Of all the tools in the Lean Accounting tool kit I am convinced that the most critical one is strategic pricing. In the face of such a down economy just about every manufacturer has capacity to spare, and using standard costs to set prices just compounds the problem. Ya gotta look at pricing and costs holistically or you are going to drive yourselves out of business.
Consider the following overly simple example:
Let's say manufacturer A – that's you – go through some sort of annual budgeting exercise and take your $24,000 fixed costs and spread them over the hours needed to meet the forecast on whatever machine is the capacity constraint in the value stream, then roll them back up into standard costs for each unit that is run on the machine. You come up with some number and that standard cost number gets goosed up to cover SG&A and the profit goal into a price.
Now let's say manufacturer B – your competitor across town – has the same machine constraining the same value stream set up and the same annual fixed costs. The only difference is that his forecast is higher than yours. He goes through the exact same standard cost and pricing arithmetic and comes up with his numbers. For absolutely no good reason other than a more optimistic forecast, his costs and prices are lower than yours.
Guess what?

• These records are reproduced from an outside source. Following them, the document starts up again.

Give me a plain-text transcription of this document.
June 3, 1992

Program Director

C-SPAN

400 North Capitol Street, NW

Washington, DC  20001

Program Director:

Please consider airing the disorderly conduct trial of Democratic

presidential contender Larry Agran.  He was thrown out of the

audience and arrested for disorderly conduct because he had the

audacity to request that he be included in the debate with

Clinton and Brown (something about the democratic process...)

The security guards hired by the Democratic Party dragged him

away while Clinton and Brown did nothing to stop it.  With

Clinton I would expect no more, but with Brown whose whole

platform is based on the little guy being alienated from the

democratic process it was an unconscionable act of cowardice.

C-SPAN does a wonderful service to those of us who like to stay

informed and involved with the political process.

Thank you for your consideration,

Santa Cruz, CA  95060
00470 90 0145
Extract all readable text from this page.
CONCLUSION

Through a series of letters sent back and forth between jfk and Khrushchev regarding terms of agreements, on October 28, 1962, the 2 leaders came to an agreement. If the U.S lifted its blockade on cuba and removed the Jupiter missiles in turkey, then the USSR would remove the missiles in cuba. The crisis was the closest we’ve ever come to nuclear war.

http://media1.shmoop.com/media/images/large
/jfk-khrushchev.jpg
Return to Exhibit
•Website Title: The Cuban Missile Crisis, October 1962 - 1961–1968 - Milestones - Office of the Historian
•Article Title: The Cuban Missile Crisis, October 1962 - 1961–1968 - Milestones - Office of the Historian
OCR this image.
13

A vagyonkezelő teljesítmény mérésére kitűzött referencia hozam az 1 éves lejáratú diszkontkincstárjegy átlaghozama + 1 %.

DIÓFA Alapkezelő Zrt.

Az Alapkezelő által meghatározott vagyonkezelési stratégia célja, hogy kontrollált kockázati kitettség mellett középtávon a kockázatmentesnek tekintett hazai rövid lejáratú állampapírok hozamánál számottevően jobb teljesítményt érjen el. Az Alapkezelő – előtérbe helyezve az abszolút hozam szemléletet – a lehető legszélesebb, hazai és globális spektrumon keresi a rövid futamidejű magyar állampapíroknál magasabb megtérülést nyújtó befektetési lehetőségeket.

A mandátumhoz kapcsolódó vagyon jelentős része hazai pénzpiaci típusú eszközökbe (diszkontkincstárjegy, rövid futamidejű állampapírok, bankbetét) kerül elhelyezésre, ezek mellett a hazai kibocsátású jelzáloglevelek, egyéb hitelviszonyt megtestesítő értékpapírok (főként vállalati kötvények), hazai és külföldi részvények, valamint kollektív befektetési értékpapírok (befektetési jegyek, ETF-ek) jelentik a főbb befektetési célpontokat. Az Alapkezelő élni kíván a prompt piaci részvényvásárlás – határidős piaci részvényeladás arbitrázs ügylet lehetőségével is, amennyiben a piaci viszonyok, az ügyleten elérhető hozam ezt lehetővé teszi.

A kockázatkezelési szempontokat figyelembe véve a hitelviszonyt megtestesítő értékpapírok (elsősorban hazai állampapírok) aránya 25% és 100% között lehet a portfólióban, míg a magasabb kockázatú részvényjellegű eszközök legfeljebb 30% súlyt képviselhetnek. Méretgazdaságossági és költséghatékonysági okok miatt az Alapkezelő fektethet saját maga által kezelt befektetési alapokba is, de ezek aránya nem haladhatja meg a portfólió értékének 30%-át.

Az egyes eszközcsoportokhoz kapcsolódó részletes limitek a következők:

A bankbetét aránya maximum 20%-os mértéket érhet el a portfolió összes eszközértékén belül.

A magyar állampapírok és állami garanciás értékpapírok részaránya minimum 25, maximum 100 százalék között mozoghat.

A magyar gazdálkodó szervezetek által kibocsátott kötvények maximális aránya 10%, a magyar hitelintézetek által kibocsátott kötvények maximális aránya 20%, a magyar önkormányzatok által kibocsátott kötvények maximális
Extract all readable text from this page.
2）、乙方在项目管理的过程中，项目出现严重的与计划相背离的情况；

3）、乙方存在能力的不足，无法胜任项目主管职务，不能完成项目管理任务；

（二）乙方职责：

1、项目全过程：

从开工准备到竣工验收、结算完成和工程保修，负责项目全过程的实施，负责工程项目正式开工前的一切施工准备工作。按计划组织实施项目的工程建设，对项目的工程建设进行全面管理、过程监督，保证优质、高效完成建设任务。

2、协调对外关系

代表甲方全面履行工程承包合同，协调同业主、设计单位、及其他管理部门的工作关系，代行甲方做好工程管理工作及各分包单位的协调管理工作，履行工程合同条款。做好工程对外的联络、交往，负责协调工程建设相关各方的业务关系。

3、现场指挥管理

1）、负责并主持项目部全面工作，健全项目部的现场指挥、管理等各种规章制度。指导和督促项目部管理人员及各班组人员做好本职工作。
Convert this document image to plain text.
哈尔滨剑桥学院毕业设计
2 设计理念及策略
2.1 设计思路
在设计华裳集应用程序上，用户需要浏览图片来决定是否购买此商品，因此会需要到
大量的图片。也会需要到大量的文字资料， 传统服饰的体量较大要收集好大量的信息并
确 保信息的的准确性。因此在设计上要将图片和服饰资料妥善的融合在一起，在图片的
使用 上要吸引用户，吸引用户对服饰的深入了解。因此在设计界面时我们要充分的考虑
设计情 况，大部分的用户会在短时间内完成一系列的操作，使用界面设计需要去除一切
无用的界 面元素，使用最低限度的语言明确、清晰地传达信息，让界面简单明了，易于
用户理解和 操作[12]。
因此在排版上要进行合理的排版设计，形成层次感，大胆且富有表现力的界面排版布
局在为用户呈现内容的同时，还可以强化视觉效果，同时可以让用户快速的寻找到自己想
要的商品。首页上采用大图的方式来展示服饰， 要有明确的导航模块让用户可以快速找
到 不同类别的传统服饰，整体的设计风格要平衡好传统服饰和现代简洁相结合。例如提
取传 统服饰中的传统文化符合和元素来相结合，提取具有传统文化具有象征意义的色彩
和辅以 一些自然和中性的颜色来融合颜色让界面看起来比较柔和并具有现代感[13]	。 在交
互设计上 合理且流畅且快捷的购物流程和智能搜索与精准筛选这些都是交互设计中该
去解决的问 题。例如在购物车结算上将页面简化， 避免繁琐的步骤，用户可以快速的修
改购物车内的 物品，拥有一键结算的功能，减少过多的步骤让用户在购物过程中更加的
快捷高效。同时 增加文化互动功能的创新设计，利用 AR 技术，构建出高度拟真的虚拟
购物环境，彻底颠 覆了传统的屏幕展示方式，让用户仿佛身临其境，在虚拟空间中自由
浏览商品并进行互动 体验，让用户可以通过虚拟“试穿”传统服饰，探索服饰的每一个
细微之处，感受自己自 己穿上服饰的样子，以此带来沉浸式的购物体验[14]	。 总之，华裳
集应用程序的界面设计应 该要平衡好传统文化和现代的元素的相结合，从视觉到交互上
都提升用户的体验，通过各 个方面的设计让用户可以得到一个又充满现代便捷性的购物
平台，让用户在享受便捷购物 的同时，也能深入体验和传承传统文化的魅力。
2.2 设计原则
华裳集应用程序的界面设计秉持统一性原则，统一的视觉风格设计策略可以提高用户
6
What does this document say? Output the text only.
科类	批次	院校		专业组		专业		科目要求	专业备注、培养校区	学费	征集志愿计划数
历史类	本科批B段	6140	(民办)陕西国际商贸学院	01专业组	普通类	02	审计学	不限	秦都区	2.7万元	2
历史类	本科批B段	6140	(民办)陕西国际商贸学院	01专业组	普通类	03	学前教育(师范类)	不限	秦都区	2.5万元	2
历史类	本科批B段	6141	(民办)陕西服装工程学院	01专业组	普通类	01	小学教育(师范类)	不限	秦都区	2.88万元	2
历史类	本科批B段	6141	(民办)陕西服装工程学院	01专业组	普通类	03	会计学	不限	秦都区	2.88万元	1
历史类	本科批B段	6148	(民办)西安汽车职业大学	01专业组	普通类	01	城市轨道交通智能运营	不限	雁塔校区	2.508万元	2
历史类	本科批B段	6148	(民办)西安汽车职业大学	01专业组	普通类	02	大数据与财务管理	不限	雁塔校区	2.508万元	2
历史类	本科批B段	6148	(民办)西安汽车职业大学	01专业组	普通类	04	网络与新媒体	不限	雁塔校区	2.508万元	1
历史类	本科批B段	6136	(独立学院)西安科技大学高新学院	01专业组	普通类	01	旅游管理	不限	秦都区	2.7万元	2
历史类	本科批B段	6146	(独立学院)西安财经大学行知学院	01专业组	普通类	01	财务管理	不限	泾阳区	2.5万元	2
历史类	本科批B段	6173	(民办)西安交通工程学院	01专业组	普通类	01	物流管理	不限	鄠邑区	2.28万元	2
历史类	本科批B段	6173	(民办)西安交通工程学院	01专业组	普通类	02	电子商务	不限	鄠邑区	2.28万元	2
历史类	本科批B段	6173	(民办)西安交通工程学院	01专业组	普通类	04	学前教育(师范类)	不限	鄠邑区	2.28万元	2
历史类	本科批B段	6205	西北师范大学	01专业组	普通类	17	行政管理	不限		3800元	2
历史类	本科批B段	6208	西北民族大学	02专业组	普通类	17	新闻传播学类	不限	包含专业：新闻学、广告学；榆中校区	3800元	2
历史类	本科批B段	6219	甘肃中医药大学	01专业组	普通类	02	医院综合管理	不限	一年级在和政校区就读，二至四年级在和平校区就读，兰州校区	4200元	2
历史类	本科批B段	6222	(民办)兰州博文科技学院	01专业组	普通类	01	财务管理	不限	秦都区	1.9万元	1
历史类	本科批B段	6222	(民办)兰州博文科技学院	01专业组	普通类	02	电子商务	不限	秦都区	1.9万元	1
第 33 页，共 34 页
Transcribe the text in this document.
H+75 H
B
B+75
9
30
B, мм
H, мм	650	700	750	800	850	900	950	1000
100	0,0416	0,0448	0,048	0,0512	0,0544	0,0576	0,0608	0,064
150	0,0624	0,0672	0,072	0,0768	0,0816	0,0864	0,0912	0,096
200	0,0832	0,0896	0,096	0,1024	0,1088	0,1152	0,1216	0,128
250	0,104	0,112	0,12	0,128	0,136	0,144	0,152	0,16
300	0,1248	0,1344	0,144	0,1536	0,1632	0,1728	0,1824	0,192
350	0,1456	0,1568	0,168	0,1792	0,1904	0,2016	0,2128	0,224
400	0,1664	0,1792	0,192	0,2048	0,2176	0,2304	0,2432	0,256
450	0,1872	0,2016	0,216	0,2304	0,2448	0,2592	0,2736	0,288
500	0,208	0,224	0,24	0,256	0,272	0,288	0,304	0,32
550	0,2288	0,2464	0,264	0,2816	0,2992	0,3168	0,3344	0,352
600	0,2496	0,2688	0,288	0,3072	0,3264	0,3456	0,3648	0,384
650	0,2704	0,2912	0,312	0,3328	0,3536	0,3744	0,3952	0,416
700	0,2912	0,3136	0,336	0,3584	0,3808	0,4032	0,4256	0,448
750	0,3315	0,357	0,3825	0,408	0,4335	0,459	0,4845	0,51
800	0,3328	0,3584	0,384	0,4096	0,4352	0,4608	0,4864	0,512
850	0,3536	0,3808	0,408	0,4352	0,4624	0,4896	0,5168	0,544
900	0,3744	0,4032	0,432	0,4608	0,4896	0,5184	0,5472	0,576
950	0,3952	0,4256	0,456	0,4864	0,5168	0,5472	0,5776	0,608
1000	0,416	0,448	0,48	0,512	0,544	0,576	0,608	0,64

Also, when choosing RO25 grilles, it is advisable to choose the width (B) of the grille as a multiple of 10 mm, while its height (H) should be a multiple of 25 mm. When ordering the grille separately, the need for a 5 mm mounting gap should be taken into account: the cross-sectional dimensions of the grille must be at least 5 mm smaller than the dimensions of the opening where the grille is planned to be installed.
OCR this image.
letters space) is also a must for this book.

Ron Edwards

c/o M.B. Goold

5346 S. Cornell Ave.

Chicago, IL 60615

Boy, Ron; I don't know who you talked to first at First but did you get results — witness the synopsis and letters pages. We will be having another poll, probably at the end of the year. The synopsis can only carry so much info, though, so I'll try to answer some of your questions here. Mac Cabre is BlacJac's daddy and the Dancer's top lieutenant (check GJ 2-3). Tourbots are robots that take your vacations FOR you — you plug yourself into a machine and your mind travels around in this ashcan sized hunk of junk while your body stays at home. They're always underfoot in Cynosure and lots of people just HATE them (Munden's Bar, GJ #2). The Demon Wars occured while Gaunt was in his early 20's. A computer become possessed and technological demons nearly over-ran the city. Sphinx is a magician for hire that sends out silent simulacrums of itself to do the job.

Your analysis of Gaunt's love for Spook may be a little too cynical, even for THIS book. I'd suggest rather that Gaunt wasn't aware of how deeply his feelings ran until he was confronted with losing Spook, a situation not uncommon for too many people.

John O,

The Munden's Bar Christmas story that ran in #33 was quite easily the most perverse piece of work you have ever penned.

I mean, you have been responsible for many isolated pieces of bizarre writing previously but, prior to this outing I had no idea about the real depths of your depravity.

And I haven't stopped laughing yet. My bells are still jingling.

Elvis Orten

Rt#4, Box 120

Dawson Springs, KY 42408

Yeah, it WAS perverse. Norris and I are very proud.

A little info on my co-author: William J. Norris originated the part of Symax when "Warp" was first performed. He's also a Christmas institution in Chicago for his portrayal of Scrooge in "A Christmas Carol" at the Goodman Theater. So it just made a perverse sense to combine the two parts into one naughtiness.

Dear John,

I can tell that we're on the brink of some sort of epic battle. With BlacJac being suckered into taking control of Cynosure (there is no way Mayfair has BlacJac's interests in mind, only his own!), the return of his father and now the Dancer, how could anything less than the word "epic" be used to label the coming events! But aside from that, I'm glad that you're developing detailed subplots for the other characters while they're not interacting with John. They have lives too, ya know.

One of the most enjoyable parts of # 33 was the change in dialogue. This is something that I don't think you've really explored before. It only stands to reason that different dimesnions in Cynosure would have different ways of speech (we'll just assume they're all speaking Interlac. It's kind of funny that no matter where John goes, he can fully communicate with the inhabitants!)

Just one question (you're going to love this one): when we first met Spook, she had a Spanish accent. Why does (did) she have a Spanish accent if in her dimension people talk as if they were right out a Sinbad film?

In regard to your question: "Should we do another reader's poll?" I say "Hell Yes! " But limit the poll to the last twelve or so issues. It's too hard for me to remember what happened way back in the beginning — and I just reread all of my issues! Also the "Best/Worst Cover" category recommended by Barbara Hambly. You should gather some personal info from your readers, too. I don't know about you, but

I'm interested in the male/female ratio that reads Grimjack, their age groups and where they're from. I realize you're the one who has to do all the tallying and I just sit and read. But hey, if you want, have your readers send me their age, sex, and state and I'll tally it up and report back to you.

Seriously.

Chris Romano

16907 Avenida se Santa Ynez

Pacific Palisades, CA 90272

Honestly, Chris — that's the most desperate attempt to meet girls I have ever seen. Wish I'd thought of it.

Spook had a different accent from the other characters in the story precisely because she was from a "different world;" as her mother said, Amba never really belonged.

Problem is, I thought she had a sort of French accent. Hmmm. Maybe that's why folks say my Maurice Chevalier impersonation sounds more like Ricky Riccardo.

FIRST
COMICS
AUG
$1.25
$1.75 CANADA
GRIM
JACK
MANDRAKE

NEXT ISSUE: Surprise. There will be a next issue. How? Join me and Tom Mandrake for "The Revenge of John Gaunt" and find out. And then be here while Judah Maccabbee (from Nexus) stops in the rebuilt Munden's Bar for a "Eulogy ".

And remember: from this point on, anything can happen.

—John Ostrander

Your low forecast and his high forecast will very probably become self-fulfilling prophecies because your prices are higher – even though your basic cost structure is exactly the same. When you build fixed expenses into standard costs, this condistion can easily spiral out of control. Your standard costs keep going up and up because you keep trying to charge customers for more and more capacity they are not using.
Now this is a problem everywhere in which standard costs are being used, but it is a very serious problem when you have unsold capacity on your constraint – like just about everyone does in the current economy. You are very apt to be out beating your head against the wall trying to wring another nickel out of direct labor, or trying to squeeze a few pennies out of some poor supplier's prices, while you are leaving whole dollars on the table due to unused capacity. Ya gotta stop doing that!
It is in areas like this that lean accounting, coupled with focusing on factory flow drive real bottom line results. Kaizens on the shop floor won't get you to where you want lean to take you unless the accounting and sales folks are on board – the difference between lean manufacturing and lean enterprise.